What You Can Find on the BCFP Consumer Complaint Database
Last week, Acting Director of the BCFP Mick Mulvaney told bankers that he had plans to make the agency’s consumer complaints database no longer visible to the public. In light of this, deBanked searched the agency’s complaint database. While there were numerous grievances that consumers reported because they could not fully resolve an issue with a financial service company on their own, we also found a host of questionable entries that leave much to be desired about the underlying issue and resolution sought.
Part of a complaint from last April against Bank of America reads as follows:
“The XXXX XXXX XXXX Police Beat you up XXXX Times and dont file Charges 5 times stays on youre record and you cant get Residency. All Countries murder the XXXX XXXX collect there benefits indefinitely After youre XXXX.”
Another complaint against Wells Fargo from December of last year reads:
“They are lower than pond scum and belong in prison. both XXXX XXXX executive resolution specialist and XXXX XXXX Sr. VP refuse to return my calls.”
And yet another complaint against U.S. Bancorp from July of last year asserts that a certain fraud department is:
“full of shit.”
Others are incomplete, like the following complaint against Experian from earlier this month:
“I’m an authorized user on this account but did not sign up for this on XXXX account.”
Taking the consumer complaints database out of public view could benefit lenders from complaints that have not been fully vetted. A consequence of it being public is that an independent party could paint a picture about a financial company’s behavior by simply tallying the raw number of complaints, regardless of whether those complaints are genuine.
Such a thing has been done. Several months ago, LendEDU published a ranking system of banks by the number of complaints they have received, placing Wells Fargo and Bank of America in the #1 and #2 spots respectively. Time Magazine picked up that story and presented it as “20 Banks That Consumers Loved to Hate in 2017” and ranked the number of complaints to the banks’ total deposits. Minnesota-based TCF Bank was crowned the worst.
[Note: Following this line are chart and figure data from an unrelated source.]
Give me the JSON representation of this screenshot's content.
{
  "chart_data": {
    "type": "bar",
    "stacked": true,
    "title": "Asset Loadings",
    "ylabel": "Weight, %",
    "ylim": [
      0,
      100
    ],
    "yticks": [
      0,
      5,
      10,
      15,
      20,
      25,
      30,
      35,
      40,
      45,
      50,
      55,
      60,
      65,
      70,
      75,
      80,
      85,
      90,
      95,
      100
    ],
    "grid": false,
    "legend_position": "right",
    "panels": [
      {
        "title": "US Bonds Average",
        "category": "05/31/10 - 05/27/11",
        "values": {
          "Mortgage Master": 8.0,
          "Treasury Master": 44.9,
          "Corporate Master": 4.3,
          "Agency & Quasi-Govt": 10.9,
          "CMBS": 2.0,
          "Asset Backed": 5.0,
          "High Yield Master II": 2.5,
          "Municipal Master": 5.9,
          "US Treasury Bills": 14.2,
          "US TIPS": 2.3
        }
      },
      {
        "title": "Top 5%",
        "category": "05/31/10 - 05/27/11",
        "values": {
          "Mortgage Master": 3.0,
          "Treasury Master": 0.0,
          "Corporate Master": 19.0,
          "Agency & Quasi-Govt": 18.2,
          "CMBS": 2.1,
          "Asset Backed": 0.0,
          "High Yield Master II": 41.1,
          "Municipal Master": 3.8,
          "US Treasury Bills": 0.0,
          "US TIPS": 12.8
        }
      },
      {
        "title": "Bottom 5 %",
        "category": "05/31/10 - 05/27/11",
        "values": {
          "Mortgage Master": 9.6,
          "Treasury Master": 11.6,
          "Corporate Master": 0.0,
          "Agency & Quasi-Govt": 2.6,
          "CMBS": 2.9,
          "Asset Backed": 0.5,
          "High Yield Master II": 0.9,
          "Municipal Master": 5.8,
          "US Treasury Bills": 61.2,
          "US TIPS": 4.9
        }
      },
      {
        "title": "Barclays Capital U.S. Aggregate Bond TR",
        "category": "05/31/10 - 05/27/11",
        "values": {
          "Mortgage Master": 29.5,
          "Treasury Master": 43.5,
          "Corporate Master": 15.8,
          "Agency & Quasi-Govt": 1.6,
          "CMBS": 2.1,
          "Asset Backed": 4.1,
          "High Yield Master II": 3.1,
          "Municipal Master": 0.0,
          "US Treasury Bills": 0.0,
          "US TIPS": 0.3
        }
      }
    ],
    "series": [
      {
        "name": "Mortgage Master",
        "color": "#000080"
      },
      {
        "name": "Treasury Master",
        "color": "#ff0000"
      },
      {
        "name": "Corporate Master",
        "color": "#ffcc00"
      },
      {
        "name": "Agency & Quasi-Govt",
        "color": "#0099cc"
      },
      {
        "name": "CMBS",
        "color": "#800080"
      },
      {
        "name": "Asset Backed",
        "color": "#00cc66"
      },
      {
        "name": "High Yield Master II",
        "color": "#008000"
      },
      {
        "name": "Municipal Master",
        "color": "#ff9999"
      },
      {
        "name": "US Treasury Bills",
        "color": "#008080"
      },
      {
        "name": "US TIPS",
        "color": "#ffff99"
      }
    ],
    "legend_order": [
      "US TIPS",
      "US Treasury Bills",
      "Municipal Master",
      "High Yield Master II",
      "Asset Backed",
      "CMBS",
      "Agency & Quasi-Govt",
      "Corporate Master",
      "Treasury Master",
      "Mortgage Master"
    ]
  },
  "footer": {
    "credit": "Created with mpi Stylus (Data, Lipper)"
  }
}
Among some of the complaints that deBanked reviewed about TCF Bank did not even appear to be complaints at all. Interspersed with seemingly real grievances were some rather general questions or comments like how to view an account balance, how to access your account information through the mobile app, a purported compliment about the bank’s service that was nonetheless attributed to them as a complaint, and complaints about other companies that did not even mention TCF Bank but nonetheless counted as a complaint against them. All of these counted toward their complaint totals regardless of the content.